At the same time, it has to be okay. It has to be okay, in my room, to be where you are, and to take your time thinking about the things that interest and challenge you now, at whatever level of intuition you’ve developed. Because for me to hand you everything you should have by now and expect you to carry it forward without dropping it, just doesn’t work. If you’re a beginner, why would you want to be involved in anything where you are not welcome to be a beginner?

Me: What does the square root of 5 mean?
Sophomore 1: A number times itself that equals 5.
M: So what’s \sqrt{5}\sqrt{5}?
S1: [Reaches for calculator, evaluates \sqrt{5}, then types 2.3*2.3] 5.29?

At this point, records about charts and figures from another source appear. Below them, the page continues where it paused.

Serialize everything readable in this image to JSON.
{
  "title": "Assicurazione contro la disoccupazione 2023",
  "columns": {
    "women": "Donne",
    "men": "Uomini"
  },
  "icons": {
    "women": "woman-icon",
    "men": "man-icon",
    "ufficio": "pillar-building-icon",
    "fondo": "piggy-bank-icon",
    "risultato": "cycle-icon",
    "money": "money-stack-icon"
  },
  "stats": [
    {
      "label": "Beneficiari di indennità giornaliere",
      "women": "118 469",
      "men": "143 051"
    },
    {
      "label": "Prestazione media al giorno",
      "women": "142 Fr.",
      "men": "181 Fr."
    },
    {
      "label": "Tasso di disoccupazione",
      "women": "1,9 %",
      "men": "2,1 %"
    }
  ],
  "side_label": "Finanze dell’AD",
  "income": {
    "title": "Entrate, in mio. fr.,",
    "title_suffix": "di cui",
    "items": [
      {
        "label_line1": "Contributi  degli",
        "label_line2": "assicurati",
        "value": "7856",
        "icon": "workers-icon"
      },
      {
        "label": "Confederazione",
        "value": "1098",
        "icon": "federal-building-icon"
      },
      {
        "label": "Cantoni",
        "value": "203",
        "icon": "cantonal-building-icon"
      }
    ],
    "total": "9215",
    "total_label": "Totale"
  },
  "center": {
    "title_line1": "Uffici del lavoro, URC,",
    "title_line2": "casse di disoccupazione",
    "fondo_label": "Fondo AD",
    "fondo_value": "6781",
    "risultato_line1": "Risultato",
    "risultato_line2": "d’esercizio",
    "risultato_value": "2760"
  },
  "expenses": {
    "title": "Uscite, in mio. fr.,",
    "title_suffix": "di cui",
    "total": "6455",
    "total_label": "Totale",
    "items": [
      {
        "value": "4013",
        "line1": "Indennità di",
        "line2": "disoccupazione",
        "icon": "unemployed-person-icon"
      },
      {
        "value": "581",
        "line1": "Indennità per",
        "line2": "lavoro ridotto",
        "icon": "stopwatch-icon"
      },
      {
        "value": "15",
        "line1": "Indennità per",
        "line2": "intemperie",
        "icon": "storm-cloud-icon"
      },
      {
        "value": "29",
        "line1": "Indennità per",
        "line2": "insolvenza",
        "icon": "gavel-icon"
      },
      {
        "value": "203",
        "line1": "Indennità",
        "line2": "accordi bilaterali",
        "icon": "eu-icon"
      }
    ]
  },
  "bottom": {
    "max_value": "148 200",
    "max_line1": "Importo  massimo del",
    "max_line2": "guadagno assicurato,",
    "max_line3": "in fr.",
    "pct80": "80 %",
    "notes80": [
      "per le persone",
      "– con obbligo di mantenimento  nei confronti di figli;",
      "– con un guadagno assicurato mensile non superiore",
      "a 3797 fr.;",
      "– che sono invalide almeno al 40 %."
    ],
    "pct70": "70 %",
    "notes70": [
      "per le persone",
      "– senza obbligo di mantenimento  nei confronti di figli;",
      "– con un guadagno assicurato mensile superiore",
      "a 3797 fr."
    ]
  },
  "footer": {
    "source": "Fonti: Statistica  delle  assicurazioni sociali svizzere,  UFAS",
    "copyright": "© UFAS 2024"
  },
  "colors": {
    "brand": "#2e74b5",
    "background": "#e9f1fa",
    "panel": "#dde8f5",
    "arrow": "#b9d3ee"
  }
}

Me: What does the square root of 5 mean?
Sophomore 2: A number that if you times it by itself it equals 5.
M: So what’s this? [writing: \sqrt{5}\sqrt{5}]
S2: [Helpless look, grin] 2? 2.5?

And three more today that are similar. When I hold their hand through \sqrt{4}\sqrt{4} they seem to get it, but I think they’ve just memorized the visual pattern that \sqrt{x}\sqrt{x}=x with no connection to the definition they just gave me.

Cf. Substitute, then simplify.

Aunt Janice was extremely touchy about her age. When an impudent nephew was brave enough to ask her, she cunningly replied that she was 35 years old, not counting Saturdays or Sundays. So how old was she? -Another puzzle from Mo Page

Seven students came up with the following: There are 104 weekend days in a year, so she’s omitting (35 years)(104 weekend days/year) = 3640 omitted days, or nearly 10 omitted years. So Aunt Janice’s true age is 45.

Everyone’s satisfied. No other answers, no tugs of insecurity about the reasoning.

The puzzle: what do you say to them to get them to see that their answer doesn’t make sense? Remember, the goal is not to explain the correct answer well, the goal is to point out something that leads them to find the flaw in this one (or at least recognize that it’s flawed).